Cette alerte intervient alors que le volume de déchets destinés au tri devrait augmenter de manière significative, porté par les nouvelles réglementations sur le recyclage. Environ 10 000 salariés travaillent actuellement dans ce secteur en France, où les actions de protection restent encore insuffisantes à ce jour.
Une prolifération de micro-organismes dangereux
Les professionnels du tri sont particulièrement exposés à des agents biologiques nocifs. Les restes alimentaires présents dans les emballages favorisent la multiplication de micro-organismes pathogènes, un phénomène accentué par la chaleur et l’humidité. L’Anses prévient que le dérèglement climatique et la hausse des températures pourraient aggraver cette situation à l’avenir.
Les mesures effectuées révèlent des concentrations de toxines bactériennes, appelées endotoxines, extrêmement élevées. Dans certains cas, ces niveaux dépassent de 100 fois les limites d’exposition professionnelle recommandées par l’Anses. Pour limiter ces risques, l’agence préconise de réduire la durée de stockage des déchets, que ce soit dans les bacs de collecte ou au sein même des centres de tri.
Leptospirose et risques d’incendie
Le rapport souligne également une présence inquiétante de maladies transmissibles par les rats, attirés par les centres de tri. Les cas de leptospirose et d’aspergillose sont ainsi surreprésentés chez ces travailleurs par rapport au reste de la population ouvrière générale.

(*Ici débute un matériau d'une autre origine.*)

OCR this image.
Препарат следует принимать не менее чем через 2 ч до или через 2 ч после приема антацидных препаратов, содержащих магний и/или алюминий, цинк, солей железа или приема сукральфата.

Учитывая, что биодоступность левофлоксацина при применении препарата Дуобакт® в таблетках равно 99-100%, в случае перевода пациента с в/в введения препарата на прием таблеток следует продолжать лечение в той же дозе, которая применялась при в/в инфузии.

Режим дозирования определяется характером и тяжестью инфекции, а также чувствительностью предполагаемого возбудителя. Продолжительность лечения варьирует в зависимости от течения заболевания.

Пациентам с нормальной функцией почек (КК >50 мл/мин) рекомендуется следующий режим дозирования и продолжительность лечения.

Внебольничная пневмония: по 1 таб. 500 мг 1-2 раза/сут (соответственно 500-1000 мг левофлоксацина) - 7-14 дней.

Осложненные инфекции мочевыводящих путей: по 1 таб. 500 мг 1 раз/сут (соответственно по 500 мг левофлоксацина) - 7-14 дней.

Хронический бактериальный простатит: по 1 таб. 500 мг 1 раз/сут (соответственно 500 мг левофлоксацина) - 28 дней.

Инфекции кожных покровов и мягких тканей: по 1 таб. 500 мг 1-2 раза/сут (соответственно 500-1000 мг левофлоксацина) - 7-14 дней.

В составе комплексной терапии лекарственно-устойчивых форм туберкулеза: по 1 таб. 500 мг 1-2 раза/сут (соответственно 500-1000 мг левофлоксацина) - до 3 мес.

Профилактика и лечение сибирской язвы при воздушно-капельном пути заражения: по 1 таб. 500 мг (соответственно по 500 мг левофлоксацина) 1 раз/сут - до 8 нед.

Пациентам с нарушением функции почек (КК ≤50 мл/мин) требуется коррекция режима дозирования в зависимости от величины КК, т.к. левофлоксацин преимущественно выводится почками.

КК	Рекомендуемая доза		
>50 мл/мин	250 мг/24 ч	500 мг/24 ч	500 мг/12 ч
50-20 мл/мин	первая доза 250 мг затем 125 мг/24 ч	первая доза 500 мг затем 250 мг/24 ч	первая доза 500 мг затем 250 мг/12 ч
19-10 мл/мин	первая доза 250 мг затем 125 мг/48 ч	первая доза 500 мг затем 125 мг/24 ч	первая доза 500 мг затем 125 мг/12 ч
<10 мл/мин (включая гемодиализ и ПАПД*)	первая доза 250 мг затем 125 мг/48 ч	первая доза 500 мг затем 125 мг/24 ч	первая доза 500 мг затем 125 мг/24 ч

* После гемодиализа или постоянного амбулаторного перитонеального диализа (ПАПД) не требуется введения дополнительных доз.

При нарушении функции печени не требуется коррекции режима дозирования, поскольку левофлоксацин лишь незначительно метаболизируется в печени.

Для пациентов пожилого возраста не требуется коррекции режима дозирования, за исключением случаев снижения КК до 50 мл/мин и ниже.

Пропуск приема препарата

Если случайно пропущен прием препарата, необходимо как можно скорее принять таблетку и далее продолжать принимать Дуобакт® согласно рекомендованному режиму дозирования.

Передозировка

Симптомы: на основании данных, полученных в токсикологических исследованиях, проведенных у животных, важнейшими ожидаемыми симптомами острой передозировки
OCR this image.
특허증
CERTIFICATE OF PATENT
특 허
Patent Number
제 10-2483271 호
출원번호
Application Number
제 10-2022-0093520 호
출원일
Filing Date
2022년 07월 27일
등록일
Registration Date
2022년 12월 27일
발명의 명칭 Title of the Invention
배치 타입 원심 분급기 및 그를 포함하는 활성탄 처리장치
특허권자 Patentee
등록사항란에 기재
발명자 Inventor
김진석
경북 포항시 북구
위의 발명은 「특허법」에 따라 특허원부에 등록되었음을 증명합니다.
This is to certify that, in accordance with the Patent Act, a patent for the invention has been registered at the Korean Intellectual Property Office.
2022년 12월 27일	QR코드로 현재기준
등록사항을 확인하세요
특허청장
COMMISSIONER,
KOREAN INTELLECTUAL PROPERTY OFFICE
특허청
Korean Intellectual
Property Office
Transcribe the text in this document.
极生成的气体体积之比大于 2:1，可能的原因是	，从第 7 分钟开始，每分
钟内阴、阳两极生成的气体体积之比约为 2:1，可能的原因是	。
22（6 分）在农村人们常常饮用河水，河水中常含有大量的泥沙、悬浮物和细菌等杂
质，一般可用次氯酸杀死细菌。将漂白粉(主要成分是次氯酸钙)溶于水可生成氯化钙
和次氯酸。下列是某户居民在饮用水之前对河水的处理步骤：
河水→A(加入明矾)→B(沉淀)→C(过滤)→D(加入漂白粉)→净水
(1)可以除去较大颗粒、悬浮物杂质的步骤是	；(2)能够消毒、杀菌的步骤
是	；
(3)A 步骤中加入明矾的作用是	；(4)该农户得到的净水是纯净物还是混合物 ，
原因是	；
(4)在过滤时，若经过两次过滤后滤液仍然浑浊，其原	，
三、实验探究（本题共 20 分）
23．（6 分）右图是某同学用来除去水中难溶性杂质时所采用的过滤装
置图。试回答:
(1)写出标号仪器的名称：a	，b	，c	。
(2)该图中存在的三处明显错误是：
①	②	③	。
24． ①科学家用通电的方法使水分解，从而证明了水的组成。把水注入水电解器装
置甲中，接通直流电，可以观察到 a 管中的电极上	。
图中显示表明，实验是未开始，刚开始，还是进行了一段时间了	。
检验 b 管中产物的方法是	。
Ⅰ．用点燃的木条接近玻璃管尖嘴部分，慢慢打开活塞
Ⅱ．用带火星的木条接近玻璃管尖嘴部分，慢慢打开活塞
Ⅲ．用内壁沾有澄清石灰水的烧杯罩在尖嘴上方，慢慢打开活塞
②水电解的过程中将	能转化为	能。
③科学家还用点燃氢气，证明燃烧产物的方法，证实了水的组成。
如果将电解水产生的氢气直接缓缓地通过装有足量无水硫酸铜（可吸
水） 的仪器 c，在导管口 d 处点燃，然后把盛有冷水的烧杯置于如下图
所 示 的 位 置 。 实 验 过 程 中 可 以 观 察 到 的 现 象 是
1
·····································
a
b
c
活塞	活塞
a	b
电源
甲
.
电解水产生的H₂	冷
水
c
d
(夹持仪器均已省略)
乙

Au-delà des risques sanitaires, la sécurité physique est menacée par des explosions et des départs de feu. Entre 2010 et 2022, la base de données Aria a recensé 39 accidents majeurs en centre de tri, dont 34 étaient des incendies. Ces sinistres sont fréquemment provoqués par des batteries au lithium, qui sont trop souvent mal orientées lors du tri initial par les usagers.
Une nécessaire prise de conscience collective
Face à ces dangers, l’Anses appelle à une meilleure organisation du travail et à un suivi médical renforcé pour ces employés, dont le statut est souvent précaire. Clémence Fourneau, coordinatrice du rapport, rappelle également la responsabilité des citoyens : la façon dont chacun trie ses déchets a un impact direct sur la sécurité des travailleurs situés en aval de la chaîne de recyclage.